All photos: David Ransom

High summer is a bad time to live in a desert so hot, so dry, so beautiful it takes your burning breath away. Wildfires have been tearing through the mountain forests. The rare figure you can spot on the streets of the Tucson Central Business District is likely to be destitute or staggering through the 110-degree heat from one air-conditioned capsule to the next.

Yet people are flocking here.
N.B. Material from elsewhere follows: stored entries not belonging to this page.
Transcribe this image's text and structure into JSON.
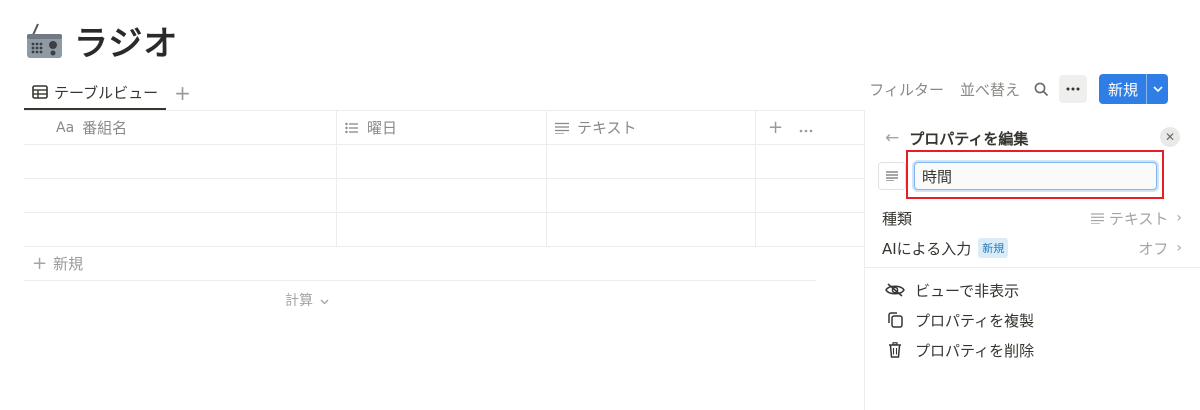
{
  "page": {
    "title": "ラジオ",
    "icon": "radio-icon"
  },
  "view_tabs": [
    {
      "label": "テーブルビュー",
      "icon": "table-icon",
      "active": true
    }
  ],
  "toolbar": {
    "filter_label": "フィルター",
    "sort_label": "並べ替え",
    "new_label": "新規"
  },
  "table": {
    "columns": [
      {
        "label": "番組名",
        "icon": "title-icon",
        "icon_text": "Aa"
      },
      {
        "label": "曜日",
        "icon": "multi-select-icon"
      },
      {
        "label": "テキスト",
        "icon": "text-icon"
      }
    ],
    "add_row_label": "新規",
    "calc_label": "計算"
  },
  "property_panel": {
    "title": "プロパティを編集",
    "name_value": "時間",
    "type_label": "種類",
    "type_value": "テキスト",
    "ai_label": "AIによる入力",
    "ai_badge": "新規",
    "ai_value": "オフ",
    "actions": [
      {
        "label": "ビューで非表示",
        "icon": "eye-off-icon"
      },
      {
        "label": "プロパティを複製",
        "icon": "duplicate-icon"
      },
      {
        "label": "プロパティを削除",
        "icon": "trash-icon"
      }
    ]
  },
  "colors": {
    "accent": "#2f7ee6",
    "highlight": "#e41f26",
    "text": "#37352f",
    "muted": "#8a8985"
  }
}
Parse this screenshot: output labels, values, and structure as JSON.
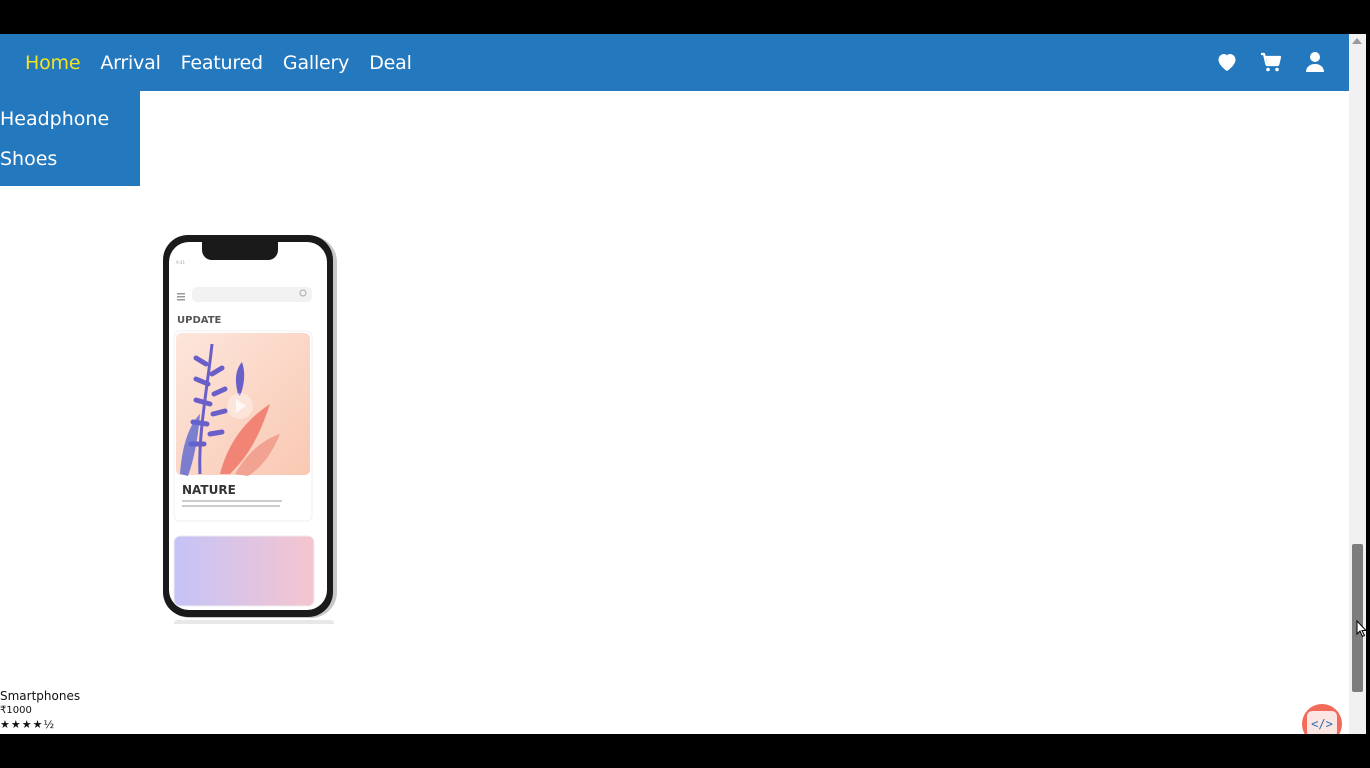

A settlement of 7,000 less than a century ago, the city had swollen to 863,000 by the last count in 2000 and had grown by more than a quarter in the previous decade alone^1^ The newcomers are mostly white pensioners in pursuit of golf courses and relatively cheap ‘gated communities’. But a substantial part of the population is also ‘indigenous’ – not only ‘American Indian’ (at five per cent of the total, the same as ‘Black American’) but ‘Hispanic’ (more than a quarter).

Tucson has not so much grown as sprawled to a bloated 40 miles across – and the city is rapidly running out of basics, like drinking water. Squads of SUVs (sports utility vehicles) advance like tanks across the expanding city grid. Buses are as elusive as the coyote.

...this patch of Mother Earth literally bristles with military paraphernalia. Quite why, or where the threat to Tucson’s migrant pensioners might come from no-one can say

Sixty miles due south is Mexico. Not so long ago Tucson – like the whole of the Southwest, including Texas and California – actually was Mexico. But the US Government invaded the country in 1846 and unceremoniously grabbed half of it. Arizona became the 43rd State of the Union only in 1912, little more than a long lifetime ago. Perhaps partly as a result, the white-immigrant majority seems to favour an assertive form of political expression. In 1964 Barry Goldwater, Senator for Arizona from 1953 to 1987, was the most reactionary Republican presidential nominee in the party’s history – which takes some doing. Current Senator John McCain describes himself as ‘an early foot soldier in the Reagan Revolution’.

Arizona is, after all, part of the legendary Wild West. Tombstone, site of the gunfight at the OK Coral in 1881, lies halfway between Tucson and the Mexican border. Today it is a heritage centre where closet cowboys don fancy dress and fire blanks from six-shooters in the name of tourism and charity.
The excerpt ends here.